GET MY EMPLOYER OUT OF MY FUCKING INSURANCE. People say there's no money for nationalized healthcare. Bullshit. We're already paying it. Give me the money that my company is paying on my behalf -- about $20,000/year -- and let me combine that with my portion -- about $8,000 -- and let me go buy a plan that makes sense for me on the open market.

Do these 2 things, and the market would sort this out in a New York minute.

  • andrewlgood 5 years ago

    To be clear, I agree we should eliminate the deduction for employer paid health care.

    For historical reference, employer-paid insurance only became prevalent in the US during/after World War II as a way to compete for labor after the government implemented wage controls.
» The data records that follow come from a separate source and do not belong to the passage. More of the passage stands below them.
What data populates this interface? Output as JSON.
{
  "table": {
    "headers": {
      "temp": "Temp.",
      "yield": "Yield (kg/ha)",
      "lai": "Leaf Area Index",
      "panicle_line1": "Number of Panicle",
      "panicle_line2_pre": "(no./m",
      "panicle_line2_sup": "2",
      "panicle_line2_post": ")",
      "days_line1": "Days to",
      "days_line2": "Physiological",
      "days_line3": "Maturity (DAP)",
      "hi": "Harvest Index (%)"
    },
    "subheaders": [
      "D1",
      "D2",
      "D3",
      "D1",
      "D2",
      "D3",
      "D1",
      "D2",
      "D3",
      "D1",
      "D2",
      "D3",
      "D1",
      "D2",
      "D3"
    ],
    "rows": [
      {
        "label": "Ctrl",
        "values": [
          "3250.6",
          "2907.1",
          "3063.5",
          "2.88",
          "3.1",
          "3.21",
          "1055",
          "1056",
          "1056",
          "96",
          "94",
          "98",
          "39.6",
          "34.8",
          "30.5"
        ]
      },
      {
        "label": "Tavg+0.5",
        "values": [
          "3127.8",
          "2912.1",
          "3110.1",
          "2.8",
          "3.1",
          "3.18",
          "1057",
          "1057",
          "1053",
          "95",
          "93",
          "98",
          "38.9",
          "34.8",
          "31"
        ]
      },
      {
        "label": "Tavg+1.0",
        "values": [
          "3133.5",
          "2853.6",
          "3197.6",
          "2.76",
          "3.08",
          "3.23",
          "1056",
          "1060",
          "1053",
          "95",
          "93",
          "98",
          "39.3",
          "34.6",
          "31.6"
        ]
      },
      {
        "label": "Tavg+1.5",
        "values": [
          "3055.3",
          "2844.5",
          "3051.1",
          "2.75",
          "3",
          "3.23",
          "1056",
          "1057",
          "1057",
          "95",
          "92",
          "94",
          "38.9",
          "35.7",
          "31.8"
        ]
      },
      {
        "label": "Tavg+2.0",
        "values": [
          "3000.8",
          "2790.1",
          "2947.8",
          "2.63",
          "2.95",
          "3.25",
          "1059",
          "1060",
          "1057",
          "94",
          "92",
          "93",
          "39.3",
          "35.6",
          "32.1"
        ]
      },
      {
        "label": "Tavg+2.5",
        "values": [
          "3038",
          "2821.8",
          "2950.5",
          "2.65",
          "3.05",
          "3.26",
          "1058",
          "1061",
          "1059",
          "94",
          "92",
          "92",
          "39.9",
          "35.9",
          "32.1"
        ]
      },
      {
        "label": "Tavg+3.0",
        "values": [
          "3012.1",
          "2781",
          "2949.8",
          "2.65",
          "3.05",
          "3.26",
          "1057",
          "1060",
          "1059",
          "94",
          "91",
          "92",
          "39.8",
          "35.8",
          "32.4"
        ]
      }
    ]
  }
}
When the wage controls were lifted, people had become used to the benefit of employer-paid health care and it stuck.

    My sense is the US will never move to the model you describe with young men creating a buying group for very specific policies. Society is simply not going to accept extreme differences in premiums for young, healthy people vs much older, less healthy people.

  • CarlosEscobedo 5 years ago

    i think the main difference is if i have car insurance A and get into an accident they send me to body shop A, or at worst i go to body shop and send insurance the bill. If i need to see one of the 15 dentist in my area and there 100s of dental insurances there is no guarantee they take my insurance. When i switched dental insurance to another big regional one, my current dentist didn't accept that insurance, so now im paying out of pocket or finding a new dentist.

  • JamesBarney 5 years ago

    Health insurance merges help drive down costs.

    Provider merges drive up costs.

    Health insurance is the buyer of medical care, so when they are monopsony (buyer side monopoly) they drive down costs.

    • andrewlgood 5 years ago

      They also reduce choice and supply. They get to decide who gets what treatments. The death panel analogies sound ominous, but at the end of the day they are accurate. Someone has to decide what will be covered. For most people, if it is not covered, it won't be done.

calkuta 5 years ago

I have an idea. Remove government management of this industry.

  • 238475235243 5 years ago

    Exactly.

    Everyone should know it's completely illegal to open a hospital. It's illegal to charge less at 3am when you're not busy.

    Any and all competition, even weak competition like Urgent Care, should be encouraged.

  • KoftaBob 5 years ago

    So your solution to overly complex/cumbersome regulations and laws...is to completely deregulate the healthcare industry? You can't think of something in the middle that's not as reckless?

    • 238475235243 5 years ago

      It's not just cumbersome - it's completely illegal to open a hospital. The lack of competition is the root of all of this mess.

podgaj 5 years ago

Are they getting rid of the Health Insurance companies finally???

Nope. More neoliberal capitalist apologetics....

fuzzer37 5 years ago

> A new analysis by Stanford researchers suggests the health care industry can reap many of the economic benefits of a “Medicare for All” program through incremental changes to the private health care market.

Why not just implement Medicare for All, instead of trying to band-aid the private healthcare market?